Parentesi chiusa (grazie, zia Angelina)


Foto by Leonora
Prima di aprire una nuova parentesi tento di chiudere quella vecchia, anche se chiusa chiusa non la sarà mai. Sull'esperienza di Monza, al Cittadino, ho ricevuto telefonate, lettere, messaggi, mail. Tutte affettuose, qualcuna simpatica, altre commoventi: come al solito mi sono ripromesso di rispondere una ad una ma sarà un'operazione complessa. Un po' mi sono pentito di non aver organizzato cene o rinfreschi di commiato (ho sempre il timore di arrivar lungo e sfociare nel melodramma o, peggio, nell'operetta), è stato piuttosto un saluto semplice, alla spicciolata, però caloroso, con tutti. Così ho evitato quei congedi mesti, se non tristi, che racconta anche Feltri nel suo ultimo (e gustosissimo) libro, sui "Buoni e cattivi", quando a pagina 249 scrive: "Vuotare i cassetti della scrivania, percorrere in solitudine un'ultima volta i corridoi, nessuno che ti aiuti a portare via gli effetti personali: è come assistere al proprio funerale. In quel momento, comprendi con amarezza i limiti tuoi e altrui. Gli uomini nel peggio sono tutti uguali. Il direttore di un giornale, e in genere ogni capo, un minuto dopo che non lo è più viene considerato solo un poveraccio e come tale lo trattano. E' già un miracolo se non gli sputano addosso".
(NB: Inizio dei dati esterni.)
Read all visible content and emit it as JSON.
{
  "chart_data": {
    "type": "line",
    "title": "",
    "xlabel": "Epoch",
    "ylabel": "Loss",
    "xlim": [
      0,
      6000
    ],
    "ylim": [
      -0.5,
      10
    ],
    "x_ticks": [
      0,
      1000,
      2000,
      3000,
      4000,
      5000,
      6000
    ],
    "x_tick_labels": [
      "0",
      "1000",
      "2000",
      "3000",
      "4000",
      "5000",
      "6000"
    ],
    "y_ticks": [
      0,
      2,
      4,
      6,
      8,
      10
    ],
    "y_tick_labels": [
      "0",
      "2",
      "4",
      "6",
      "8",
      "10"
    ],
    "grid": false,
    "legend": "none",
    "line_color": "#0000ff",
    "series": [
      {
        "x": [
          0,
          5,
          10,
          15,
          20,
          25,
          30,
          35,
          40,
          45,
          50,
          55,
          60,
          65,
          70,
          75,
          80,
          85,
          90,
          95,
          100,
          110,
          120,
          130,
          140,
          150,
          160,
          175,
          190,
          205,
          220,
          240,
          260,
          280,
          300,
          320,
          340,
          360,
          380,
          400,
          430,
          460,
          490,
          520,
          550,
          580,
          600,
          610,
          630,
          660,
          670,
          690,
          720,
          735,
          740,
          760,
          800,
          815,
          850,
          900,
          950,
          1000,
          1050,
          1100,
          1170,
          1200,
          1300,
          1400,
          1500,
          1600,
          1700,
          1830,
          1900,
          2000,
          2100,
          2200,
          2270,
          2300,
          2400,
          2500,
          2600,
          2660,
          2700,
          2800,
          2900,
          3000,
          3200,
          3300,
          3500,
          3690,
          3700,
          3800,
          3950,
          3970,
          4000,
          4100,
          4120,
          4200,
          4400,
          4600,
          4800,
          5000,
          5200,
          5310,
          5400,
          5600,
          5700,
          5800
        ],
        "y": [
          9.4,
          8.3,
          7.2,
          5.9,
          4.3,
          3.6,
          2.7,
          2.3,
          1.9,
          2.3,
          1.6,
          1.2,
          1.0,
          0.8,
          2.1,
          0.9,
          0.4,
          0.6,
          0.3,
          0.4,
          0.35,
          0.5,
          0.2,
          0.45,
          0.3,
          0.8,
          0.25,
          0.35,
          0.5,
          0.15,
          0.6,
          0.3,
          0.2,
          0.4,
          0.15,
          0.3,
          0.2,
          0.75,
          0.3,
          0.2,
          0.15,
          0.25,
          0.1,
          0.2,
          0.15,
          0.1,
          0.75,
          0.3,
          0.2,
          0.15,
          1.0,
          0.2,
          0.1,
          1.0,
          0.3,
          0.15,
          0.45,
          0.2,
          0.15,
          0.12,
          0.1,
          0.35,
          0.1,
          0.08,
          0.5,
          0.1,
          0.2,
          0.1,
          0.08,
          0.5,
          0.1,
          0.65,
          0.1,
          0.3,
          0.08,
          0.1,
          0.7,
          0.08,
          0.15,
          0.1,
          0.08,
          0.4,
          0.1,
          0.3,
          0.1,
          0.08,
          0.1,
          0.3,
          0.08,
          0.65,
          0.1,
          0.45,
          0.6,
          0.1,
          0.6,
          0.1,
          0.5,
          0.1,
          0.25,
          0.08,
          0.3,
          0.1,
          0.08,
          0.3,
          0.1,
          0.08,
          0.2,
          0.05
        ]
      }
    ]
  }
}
Ecco, io non credo di averlo rischiato. Forse perché al Cittadino ci sono soprattutto brave persone, certo perché non sono un capo nel senso pieno come lo è Feltri, magari perché io per primo cerco di essere attento a non ferire gratuitamente, a esercitare il potere senza prepotenze, né con i vicini di scrivania né con i lettori. Qualche volta mi è capitato di dover prendere decisioni dolorose, persino interrompere il contratto di collaborazione con qualche collega, ma l'ho fatto sempre motivando il provvedimento e cercando di usare quella sensibilità che avrei voluto fosse usata a parti inverse, memore che le scale si salgono ma anche si scendono. Non solo. La frase che mi ha accompagnato incessantemente negli anni al Cittadino è quella della zia Angelina, pace all'anima sua, quando per la prima volta le ho mostrato un tablet. Ero da poco diventato direttore a Monza e volevo farle un filmato per poi mostrarglielo in tempo reale. Lei, sulla soglia dei novant'anni, alla richiesta di saluto mi aveva detto "di fare il bravo", aggiungendo in dialetto: "rùga minga i gent", non trattare male le persone. La prova provata di quanto scrivo la trovate in questo video e l'ho considerato fin da subito un segno del destino, un monito da appuntarmi e tenere come stella polare. Un'eredità che mi porterò, ne sono certo, oltre Monza.